工作空间不仅让模块彼此通信,而且提供了一个“论坛”,即使有些信息不再被呈递给感官,不同模块也可以在这个空间里集体思考。“你可以获得一些来自外部世界的东西——也许是一种转瞬即逝的感觉,虽然它从感官中消失了,但它还会继续在工作空间中回响。”德阿纳说。这种协商式思考的能力对于解决涉及多个步骤或跨越一段时间的问题至关重要。德阿纳在实验室中对人类被试开展了实验,他发现,当人类被试面临上述问题时,他们必须有意识地思考。
GWT摒弃了在模块之间指派任务的老板,因为分配任务很难正确完成。在数学领域,委托(或者在不同参与者之间分配责任以实现最佳绩效)属于所谓的NP-困难问题,解决起来可能非常耗时。在许多存在“老板”的系统中,如OpenAI可能使用的混合专家架构,一个“门控”网络负责分配任务,但它必须与模块们一起训练,而且这个训练过程极易崩溃。首先,它遇到了蓬蒂所称的“先有蛋还是先有鸡的问题”:因为模块依赖于门控,而门控又依赖于模块,所以训练可能会陷入循环。其次,即使训练成功,门控的分配机制也是一个黑匣子,其工作原理不透明。
2021年,卡内基-梅隆大学的数学家和荣誉退休教授曼努埃尔·布卢姆和莱诺尔·布卢姆夫妇详细阐述了一种全局工作空间中的注意力争夺机制。这个机制能够确保模块不会过分自信地提供信息,从而防止“吹牛大王”长期霸占工作空间。同时,模块之间还可以发展出绕过工作空间的直接连接。这种“捷径小道”可以解释我们学习骑自行车或演奏乐器时的认知加工过程:一旦我们学会了骑车或演奏,参与的模块们就会产生直接连接,它们会将任务离线处理,不再需要意识的参与。“它将需要短期记忆参与的加工过程转变为了无意识的加工过程。”莱诺尔·布卢姆说。
这是因为有意识地注意是一种稀缺资源。工作空间中的信息存储容量有限,所以胜出的模块在向其他模块传输内容时,必须极具选择性。这听起来像是一个有缺陷的设计。“大脑为什么对可以同时思考的事情数量做这样的限制?”加拿大蒙特利尔大学的AI研究者约书亚·本希奥抱有这样的疑问。但他认为这种限制是一件好事:它强化了认知的法则和纪律——由于世界的复杂性难以被全部追踪,所以我们的大脑必须识别出复杂现象背后的简单规则。“这个瓶颈迫使我们去理解世界的运作机制,”他说。

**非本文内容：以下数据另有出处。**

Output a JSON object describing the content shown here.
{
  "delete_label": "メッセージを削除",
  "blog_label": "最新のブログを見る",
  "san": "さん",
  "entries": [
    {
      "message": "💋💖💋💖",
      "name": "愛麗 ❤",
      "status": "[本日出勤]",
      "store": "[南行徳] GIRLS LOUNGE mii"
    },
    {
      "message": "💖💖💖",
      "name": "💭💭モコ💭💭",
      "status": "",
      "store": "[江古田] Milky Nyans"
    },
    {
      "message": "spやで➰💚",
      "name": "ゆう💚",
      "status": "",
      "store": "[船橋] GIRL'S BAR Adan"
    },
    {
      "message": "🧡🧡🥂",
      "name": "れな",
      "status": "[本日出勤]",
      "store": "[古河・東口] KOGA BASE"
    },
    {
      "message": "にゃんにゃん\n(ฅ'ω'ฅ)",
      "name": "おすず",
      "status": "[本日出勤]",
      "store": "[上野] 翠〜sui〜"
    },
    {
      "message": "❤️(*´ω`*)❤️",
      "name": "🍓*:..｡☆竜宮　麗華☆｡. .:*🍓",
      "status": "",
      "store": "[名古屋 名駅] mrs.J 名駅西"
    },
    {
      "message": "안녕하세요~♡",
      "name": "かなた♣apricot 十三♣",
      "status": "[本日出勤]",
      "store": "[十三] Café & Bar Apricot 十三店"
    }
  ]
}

对本希奥来说,GWT对AI的重要启发是:今天的人工神经网络过于强大,反而不利于自身发展——它们拥有数十亿甚至数万亿的参数,足以容纳海量的互联网内容;但是,它们倾向于陷入细枝末节而忽略从这些内容中蒸馏出更为通用的机制。如果它们要以更类似人类意识思维的方式运作,使其庞大的知识库通过一个狭窄的漏斗,也许会更好。
3、让AI“学会”选择
本希奥在接触GWT之前,就已经开始努力将这种“类意识瓶颈”融入AI系统之中了。在21世纪10年代初期,由于我们的大脑会选择性地注意一个信息片段,并暂时忽略其他所有信息,受到这一启发,本希奥和他的同事在神经网络中构建了一个类似的过滤器。例如,当一个语言模型(比如GPT)遇到一个代词,它需要找到这个词的指代对象,一般是通过突显出临近的名词并抑制其他词性的词来实现。实际上,它“把注意力给到了”理解文本所需的关键词。当然,代词也可能与形容词、动词等相关联,神经网络的不同部分可以同时关注不同的词语关系。
但是本希奥发现,这种注意力机制带来了一个小问题。如果神经网络完全忽略某些单词,它会根据流程将对应于这些单词的权重置零。这样的突变就像把一个扳手扔进正在高速转动的发动机里一样,会扰乱反向传播这一训练神经网络的标准程序。反向传播通过神经网络的输出来追溯产生它的计算,如果输出是错误的,那么就可以修正产生该错误的计算。但是,权重置零带来的突变会干扰溯源。
据此,本希奥和同事发明了“软注意力机制”——神经网络具有选择性,但并不做极端选择。当判断一个代词可能会与哪些单词有关时,该机制会为不同选项赋予非零的权重。尽管一些单词的权重会比其他单词更高,但所有单词都不会被淘汰出局。“你得到80%的这个,20%的那个,因为这些注意力分配的权重是连续的,那么就不影响反向传播的微积分操作,”本希奥解释道。这种软注意力机制是变换器架构——GPT中的“T”的关键创新。
近年来,本希奥重新审视了这种方法以创建一个更为严格的“瓶颈”。他认为,想要让网络获得真正的理解能力,这一步至关重要。一个真正的全局工作空间必须做出硬性选择,因为它没有足够的容量跟踪所有选项。2021年,本希奥和他的同事设计了一个被称为“生成流”的网络,它会周期性地从可用选项中做出选择,每个选项的中选概率由其注意力权重决定。他通过前向或反向传播来训练网络,而不仅仅依赖于反向传播。这样一来,即使出现权重突变,该网络仍可以回头去修正产生错误输出的计算。通过一系列实验,本希奥已经证明,该系统针对输入数据产生的高级表征与我们的大脑产生的表征类似。
4、跨模态对话
实现全局工作空间的另一个挑战是高度专业化。就像大学里不同院系的教授们一样,大脑的各个模块创造了彼此无法理解的术语。视觉模块产生了抽象概念,让其能够处理来自眼睛的输入信息;听觉模块则发展出与内耳振动信号相匹配的表征。那么它们如何彼此通信呢?它们必须找到某种通用语或者亚里士多德口中的“共通感”——也是现代英语中“常识”一词的原始含义。这种需求在各大科技公司最近推出的“多模态”网络中尤为迫切,因为这种AI模型能将文本与图像以及其他形式的数据结合使用。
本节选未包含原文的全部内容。